Puis me faisant admirer la clôture,
Triple la porte et triple la serrure,
Grilles, verrous, barreaux de tout côté :
« C’est, me dit-il, pour votre sûreté. »

Midi sonnant, un chaudeau l’on m’apporte ;
La chère n’est délicate ni forte :
De ce beau mets je n’étais point tenté ;
Mais on me dit : « C’est pour votre santé ;
Mangez en paix, ici rien ne vous presse. »

Me voici donc en ce lieu de détresse,
Embastillé, logé fort à l’étroit,
Ne dormant point, buvant chaud, mangeant froid,
Trahi de tous, même de ma maîtresse.

Ô Marc-René[1], que Caton le Censeur

Jadis dans Rome eût pris pour successeur,
Ô Marc-René, de qui la faveur grande
Fait ici-bas tant de gens murmurer,
Vos beaux avis m’ont fait claquemurer :

Que quelque jour le bon Dieu vous le rende[2] !
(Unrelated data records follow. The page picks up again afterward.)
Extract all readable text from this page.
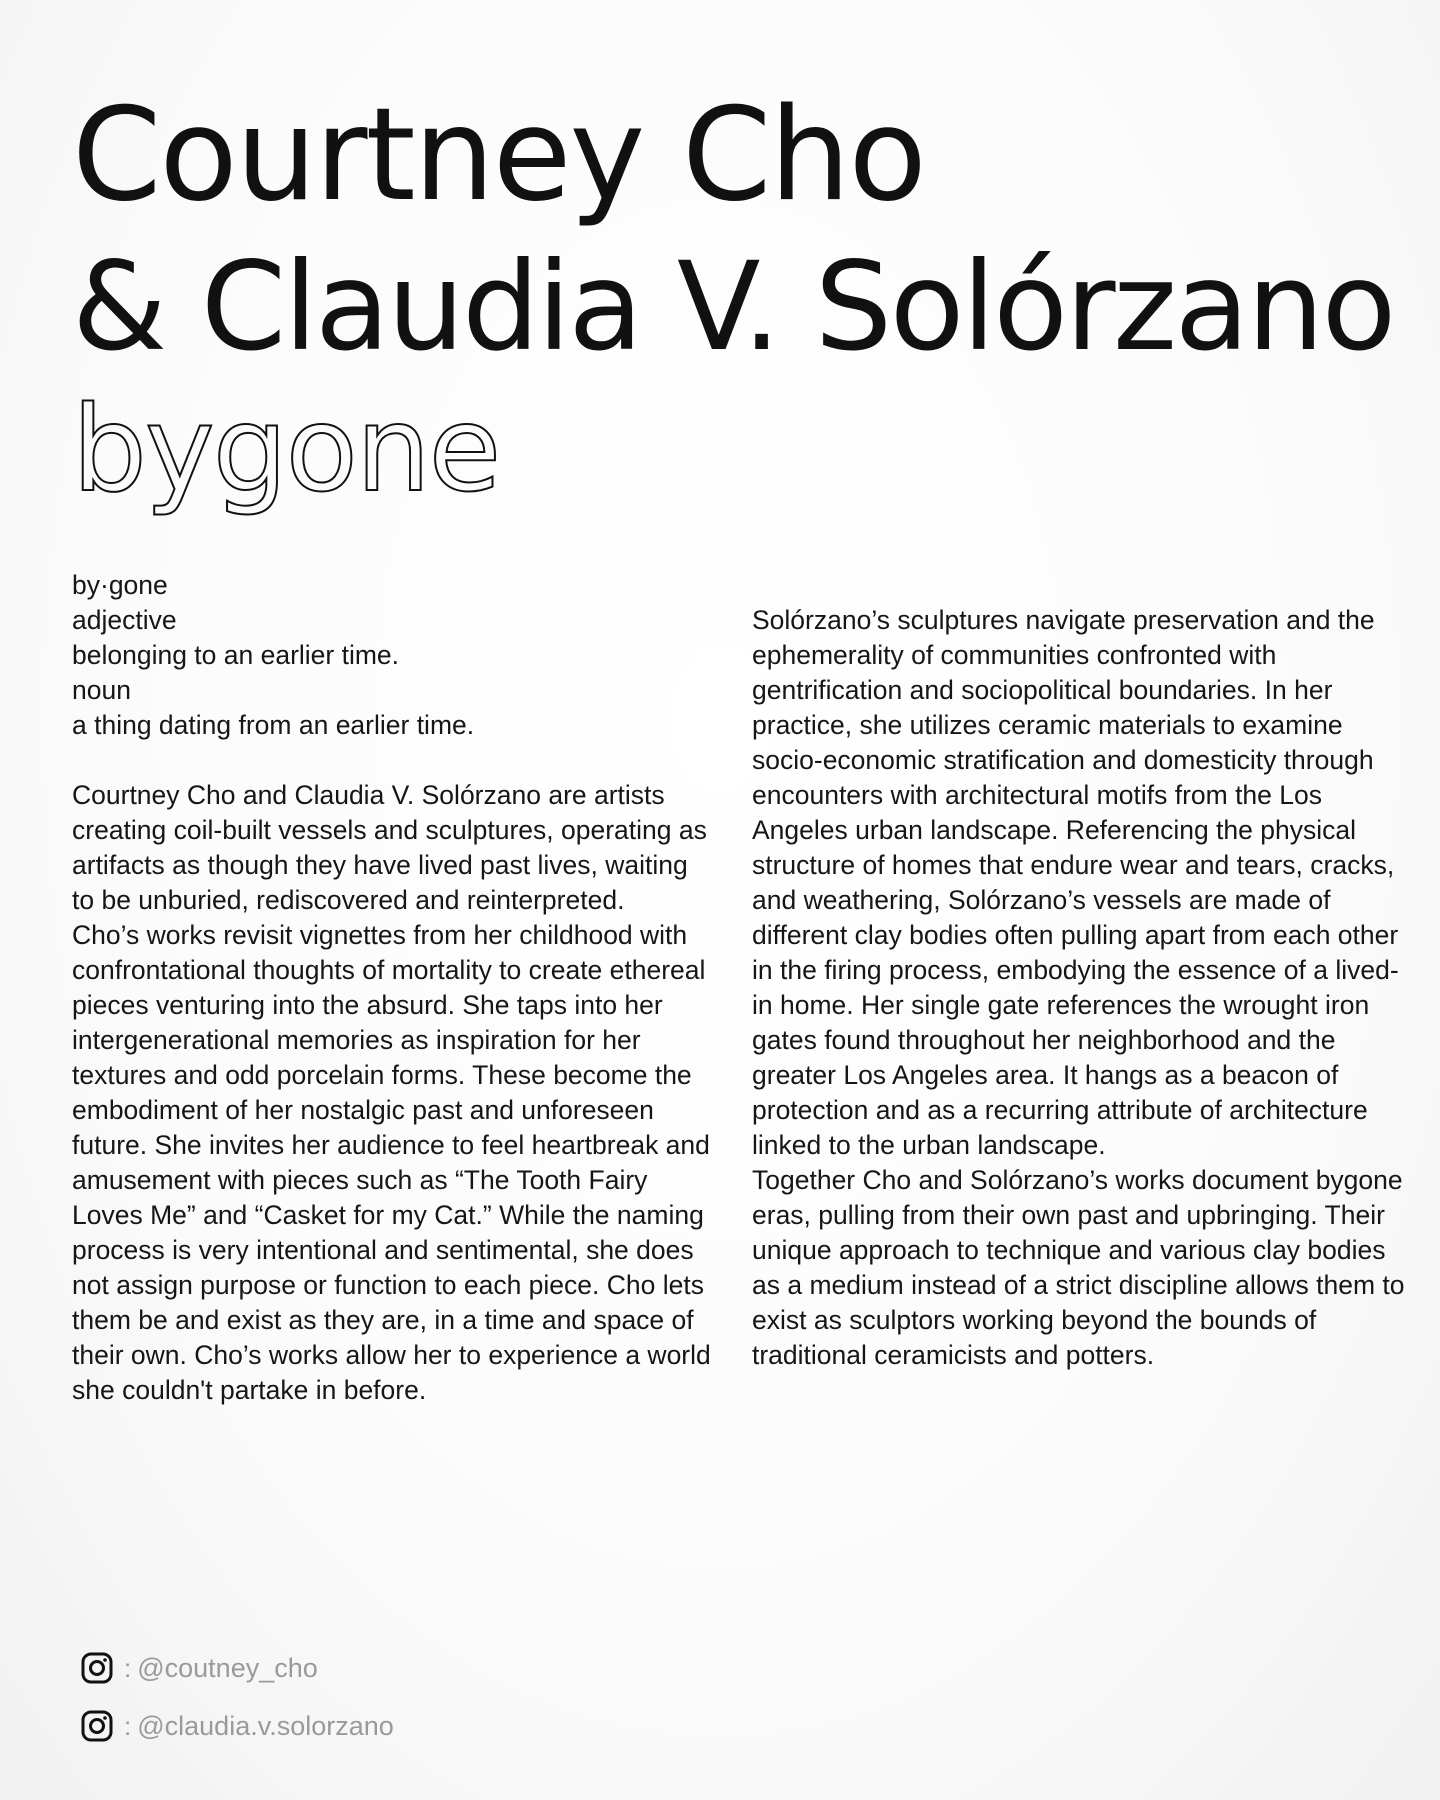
Courtney Cho
& Claudia V. Solórzano
bygone

by·gone

adjective

belonging to an earlier time.

noun

a thing dating from an earlier time.

Courtney Cho and Claudia V. Solórzano are artists creating coil-built vessels and sculptures, operating as artifacts as though they have lived past lives, waiting to be unburied, rediscovered and reinterpreted.

Cho’s works revisit vignettes from her childhood with confrontational thoughts of mortality to create ethereal pieces venturing into the absurd. She taps into her intergenerational memories as inspiration for her textures and odd porcelain forms. These become the embodiment of her nostalgic past and unforeseen future. She invites her audience to feel heartbreak and amusement with pieces such as “The Tooth Fairy Loves Me” and “Casket for my Cat.” While the naming process is very intentional and sentimental, she does not assign purpose or function to each piece. Cho lets them be and exist as they are, in a time and space of their own. Cho’s works allow her to experience a world she couldn't partake in before.

Solórzano’s sculptures navigate preservation and the ephemerality of communities confronted with gentrification and sociopolitical boundaries. In her practice, she utilizes ceramic materials to examine socio-economic stratification and domesticity through encounters with architectural motifs from the Los Angeles urban landscape. Referencing the physical structure of homes that endure wear and tears, cracks, and weathering, Solórzano’s vessels are made of different clay bodies often pulling apart from each other in the firing process, embodying the essence of a lived-in home. Her single gate references the wrought iron gates found throughout her neighborhood and the greater Los Angeles area. It hangs as a beacon of protection and as a recurring attribute of architecture linked to the urban landscape.

Together Cho and Solórzano’s works document bygone eras, pulling from their own past and upbringing. Their unique approach to technique and various clay bodies as a medium instead of a strict discipline allows them to exist as sculptors working beyond the bounds of traditional ceramicists and potters.

: @coutney_cho
: @claudia.v.solorzano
  1. Marc-René de Voyer d’Argenson, alors lieutenant de police. M. de Voltaire ne parle point ici de M. d’Argenson du même ton que dans le Siècle de Louis XIV. Mais M. d’Argenson fut plus haï qu’estimé tant qu’il vécut : après sa mort on lui a rendu justice, et même plus que justice. (K.) — C’est au chapitre xxix du Siècle de Louis XIV que Voltaire fait l’éloge de Marc-René d’Argenson. (B.)
  2. À la suite de ce morceau, les éditeurs de Kehl avaient imprimé une pièce de vers intitulée la Police sous Louis XIV, qui n’est pas de la main de Voltaire. On l’attribue avec quelque raison à Lamare, jeune poëte que Voltaire protégea, et qui mourut en 1742. (G. A.)